If the evil one prepare,
Or the world, a tempting snare,
I am safe when I abide
In thy heart and wounded side.
If the flesh, more dangerous still,
Tempt my soul to deeds of ill,
Naught I fear when I abide
In thy heart and wounded side.
Death will come one day to me;
Jesu, cast me not from thee:
Dying let me still abide
In thy heart and wounded side.
Words: (382) Latin 17th century trans. H. W. Baker (1821-77)

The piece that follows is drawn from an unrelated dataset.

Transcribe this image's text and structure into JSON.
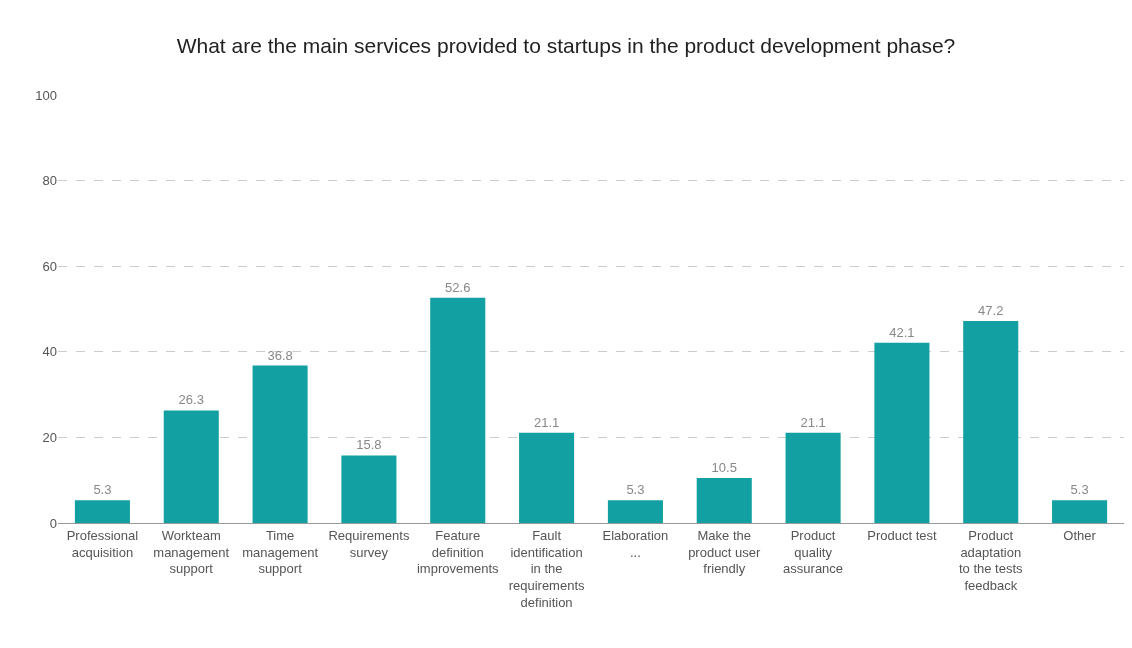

Tune: Song 13 Orlando Gibbons (1583-1625)
Jesu, Lover of my soul,
Let me to thy bosom fly,
While the nearer waters roll,
While the tempest still is high:
Hide me, O my Saviour, hide
Till the storm of life is past;
Safe into the haven guide,
O receive my soul at last.
Other refuge have I none,
Hangs my helpless soul on thee;
Leave, ah, leave me not alone,
Still support and comfort me.
All my trust on thee is stayed,
All my help from thee I bring;
Cover my defenceless head
With the shadow of thy wing.
Thou, O Christ, art all I want,
More than all in thee I find:
Raise the fallen, cheer the faint,
Heal the sick, and lead the blind.
Just and holy is thy name,
I am all unrighteousness;
False and full of sin I am,
Thou art full of truth and grace.
Plenteous grace with thee is found,
Grace to cover all my sin;
Let the healing streams abound,
Make and keep me pure within.
Thou of life the fountain art,
Freely let me take of thee,
Spring thou up within my heart,
Rise to all eternity.
Words: (383) Charles Wesley (1707-88)
Tune: Aberystwyth Joseph Parry (1841-1903
Take up thy cross, the Saviour said,
If thou wouldst my disciple be;
Deny thyself, the world forsake,
And humbly follow after me.
Take up thy cross; let not its weight
Fill thy weak spirit with alarm;
His strength shall bear thy spirit up,
And brace thy heart, and nerve thine arm.

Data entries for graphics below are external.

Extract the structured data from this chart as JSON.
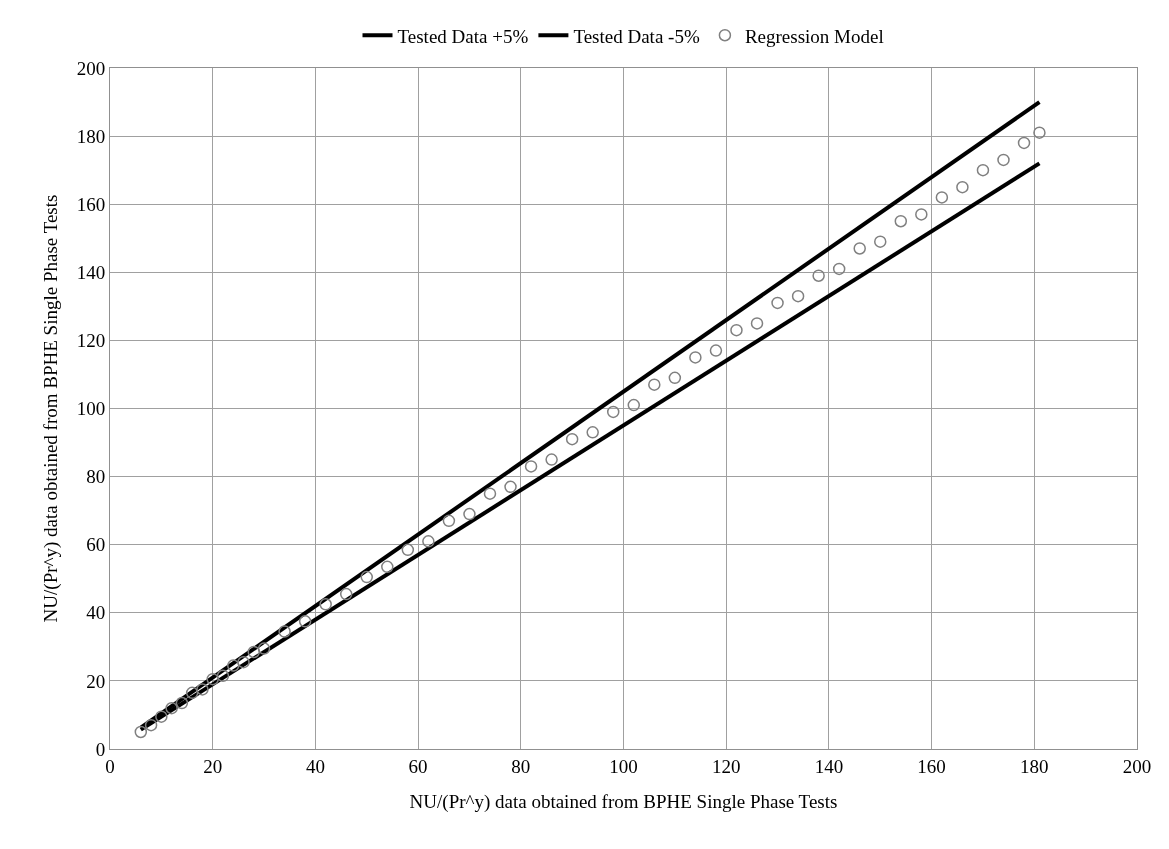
{
  "chart_data": {
    "type": "scatter",
    "xlabel": "NU/(Pr^y) data obtained from BPHE Single Phase Tests",
    "ylabel": "NU/(Pr^y) data obtained from BPHE Single Phase Tests",
    "xlim": [
      0,
      200
    ],
    "ylim": [
      0,
      200
    ],
    "xticks": [
      0,
      20,
      40,
      60,
      80,
      100,
      120,
      140,
      160,
      180,
      200
    ],
    "yticks": [
      0,
      20,
      40,
      60,
      80,
      100,
      120,
      140,
      160,
      180,
      200
    ],
    "grid": true,
    "legend": "top",
    "marker": "circle",
    "series": [
      {
        "name": "Tested Data +5%",
        "type": "line",
        "color": "#000000",
        "x": [
          6,
          181
        ],
        "values": [
          6.3,
          190
        ],
        "line_style": "solid",
        "marker": "none"
      },
      {
        "name": "Tested Data -5%",
        "type": "line",
        "color": "#000000",
        "x": [
          6,
          181
        ],
        "values": [
          5.7,
          172
        ],
        "line_style": "solid",
        "marker": "none"
      },
      {
        "name": "Regression Model",
        "color": "#808080",
        "x": [
          6,
          8,
          10,
          12,
          14,
          16,
          18,
          20,
          22,
          24,
          26,
          28,
          30,
          34,
          38,
          42,
          46,
          50,
          54,
          58,
          62,
          66,
          70,
          74,
          78,
          82,
          86,
          90,
          94,
          98,
          102,
          106,
          110,
          114,
          118,
          122,
          126,
          130,
          134,
          138,
          142,
          146,
          150,
          154,
          158,
          162,
          166,
          170,
          174,
          178,
          181
        ],
        "values": [
          5,
          7,
          9.5,
          12,
          13.5,
          16.5,
          17.5,
          20.5,
          21.5,
          24.5,
          25.5,
          28.5,
          29.5,
          34.5,
          37.5,
          42.5,
          45.5,
          50.5,
          53.5,
          58.5,
          61,
          67,
          69,
          75,
          77,
          83,
          85,
          91,
          93,
          99,
          101,
          107,
          109,
          115,
          117,
          123,
          125,
          131,
          133,
          139,
          141,
          147,
          149,
          155,
          157,
          162,
          165,
          170,
          173,
          178,
          181
        ]
      }
    ]
  }
}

Take up thy cross, nor heed the shame,
Nor let thy foolish pride rebel;
The Lord for thee the Cross endured,
To save thy soul from death and hell.
Take up thy cross then in his strength,
And calmly every danger brave;
’Twill guide thee to a better home,
And lead to victory o’er the grave.
Take up thy cross, and follow Christ,
Nor think till death to lay it down;
For only one who bears the cross
May hope to wear the glorious crown.
To thee, great Lord, the One in Three,
All praise for evermore ascend;
O grant us in our home to see
The heavenly life that knows no end.
Words: (76) Charles Everest (1814-77), alt.